CIAC members project their capital investments will jump by 30 per cent – to $3.4 billion – in 2015.

“After a decade of very limited expansion in Canada, our members have started to invest once again,” says Richard Paton, CIAC’s President and CEO.  “More importantly, there is the potential for much more to come to Canada over the next decade, if we are successful in creating the right investment conditions, especially for the big projects.”

The chemistry industry is taking advantage of the attractive fiscal policy environment in Canada which includes a competitive corporate tax rate and the temporary accelerated capital cost allowance (ACCA). However, the current ACCA ends in December 2015.  CIAC is encouraging the government to transition the ACCA to a long-term (7 to 10 years) policy measure.
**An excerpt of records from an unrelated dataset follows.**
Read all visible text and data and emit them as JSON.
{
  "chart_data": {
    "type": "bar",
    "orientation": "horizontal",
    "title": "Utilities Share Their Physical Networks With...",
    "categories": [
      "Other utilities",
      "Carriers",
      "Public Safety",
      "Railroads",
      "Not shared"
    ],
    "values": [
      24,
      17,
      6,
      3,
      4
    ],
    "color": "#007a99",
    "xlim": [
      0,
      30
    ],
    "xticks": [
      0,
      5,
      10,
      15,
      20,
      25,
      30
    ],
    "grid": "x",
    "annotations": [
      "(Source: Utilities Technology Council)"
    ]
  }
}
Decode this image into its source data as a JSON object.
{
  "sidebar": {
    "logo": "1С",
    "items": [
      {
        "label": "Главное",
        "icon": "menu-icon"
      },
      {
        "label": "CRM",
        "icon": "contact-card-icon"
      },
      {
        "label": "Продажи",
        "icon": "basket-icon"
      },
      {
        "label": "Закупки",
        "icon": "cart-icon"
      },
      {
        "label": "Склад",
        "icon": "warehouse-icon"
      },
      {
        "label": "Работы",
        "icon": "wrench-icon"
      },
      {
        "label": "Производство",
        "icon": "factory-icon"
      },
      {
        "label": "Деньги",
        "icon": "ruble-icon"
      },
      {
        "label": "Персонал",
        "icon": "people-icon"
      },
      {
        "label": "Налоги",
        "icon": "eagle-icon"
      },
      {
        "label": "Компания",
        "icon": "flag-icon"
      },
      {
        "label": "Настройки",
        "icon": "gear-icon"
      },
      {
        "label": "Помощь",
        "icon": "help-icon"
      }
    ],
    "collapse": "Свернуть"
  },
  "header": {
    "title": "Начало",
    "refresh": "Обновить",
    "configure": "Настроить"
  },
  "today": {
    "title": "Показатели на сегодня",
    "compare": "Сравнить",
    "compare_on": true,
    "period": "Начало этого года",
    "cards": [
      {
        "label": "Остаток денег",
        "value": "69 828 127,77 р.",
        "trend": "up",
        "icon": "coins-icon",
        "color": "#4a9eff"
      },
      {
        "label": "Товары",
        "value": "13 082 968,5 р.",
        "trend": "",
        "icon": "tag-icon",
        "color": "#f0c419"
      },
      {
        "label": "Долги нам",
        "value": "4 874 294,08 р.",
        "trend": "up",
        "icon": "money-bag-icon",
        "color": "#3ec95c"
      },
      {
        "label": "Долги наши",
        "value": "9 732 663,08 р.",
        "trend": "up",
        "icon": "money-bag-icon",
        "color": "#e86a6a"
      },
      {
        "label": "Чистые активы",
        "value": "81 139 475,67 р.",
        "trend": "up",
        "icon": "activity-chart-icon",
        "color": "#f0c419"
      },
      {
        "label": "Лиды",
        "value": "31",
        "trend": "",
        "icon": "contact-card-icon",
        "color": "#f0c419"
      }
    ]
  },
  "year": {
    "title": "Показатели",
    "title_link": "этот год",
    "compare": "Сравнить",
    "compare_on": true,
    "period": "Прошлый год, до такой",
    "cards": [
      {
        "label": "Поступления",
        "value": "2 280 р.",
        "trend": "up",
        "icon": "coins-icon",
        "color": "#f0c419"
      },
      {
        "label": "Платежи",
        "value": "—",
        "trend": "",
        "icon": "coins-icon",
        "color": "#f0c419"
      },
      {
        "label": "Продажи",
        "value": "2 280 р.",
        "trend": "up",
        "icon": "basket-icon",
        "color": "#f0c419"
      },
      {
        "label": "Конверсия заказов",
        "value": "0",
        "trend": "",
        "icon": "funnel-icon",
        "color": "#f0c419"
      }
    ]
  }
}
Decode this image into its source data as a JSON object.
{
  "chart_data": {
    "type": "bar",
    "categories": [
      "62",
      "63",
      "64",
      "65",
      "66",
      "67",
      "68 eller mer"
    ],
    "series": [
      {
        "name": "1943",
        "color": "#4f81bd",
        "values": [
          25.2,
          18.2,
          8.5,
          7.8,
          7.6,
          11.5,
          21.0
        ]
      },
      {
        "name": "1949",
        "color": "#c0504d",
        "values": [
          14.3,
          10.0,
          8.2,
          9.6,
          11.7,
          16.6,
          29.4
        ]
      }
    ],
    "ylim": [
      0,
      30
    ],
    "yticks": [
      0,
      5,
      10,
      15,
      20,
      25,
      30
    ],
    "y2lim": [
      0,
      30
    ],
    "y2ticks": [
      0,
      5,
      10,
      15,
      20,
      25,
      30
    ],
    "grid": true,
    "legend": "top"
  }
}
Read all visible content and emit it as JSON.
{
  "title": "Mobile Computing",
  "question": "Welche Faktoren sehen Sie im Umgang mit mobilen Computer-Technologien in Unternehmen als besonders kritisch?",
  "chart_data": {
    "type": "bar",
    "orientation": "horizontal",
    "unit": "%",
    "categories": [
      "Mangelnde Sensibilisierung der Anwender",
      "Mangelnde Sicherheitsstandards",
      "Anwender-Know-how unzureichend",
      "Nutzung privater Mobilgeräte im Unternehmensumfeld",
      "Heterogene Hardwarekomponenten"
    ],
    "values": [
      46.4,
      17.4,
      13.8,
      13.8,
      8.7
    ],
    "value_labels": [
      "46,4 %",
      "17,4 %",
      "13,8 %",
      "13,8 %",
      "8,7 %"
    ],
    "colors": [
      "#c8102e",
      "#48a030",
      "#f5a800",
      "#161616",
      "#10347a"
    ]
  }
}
This would level the playing field with the United States and support a competitive business climate in Canada.

In addition to its bullish investment outlook, in 2014 Canada’s industrial chemical sector saw:

  • operating profits reach an all-time high of $3.9 billion;
  • shipments grow 10 per cent to $29.2 billion, surpassing the pre-recession high; and
  • exports reach $19.6 billion – the second-best year ever.

The Chemistry Industry Association of Canada (CIAC) is the voice of Canada’s Chemistry Industry, representing more than 50 members and partners across the country. The chemistry industry is a $50 billion industry, which directly employs 82,000 Canadians, and supports another 410,000 jobs in the Canadian economy. Members of CIAC are signatories to Responsible Care® – the association’s U.N.-recognized sustainability initiative.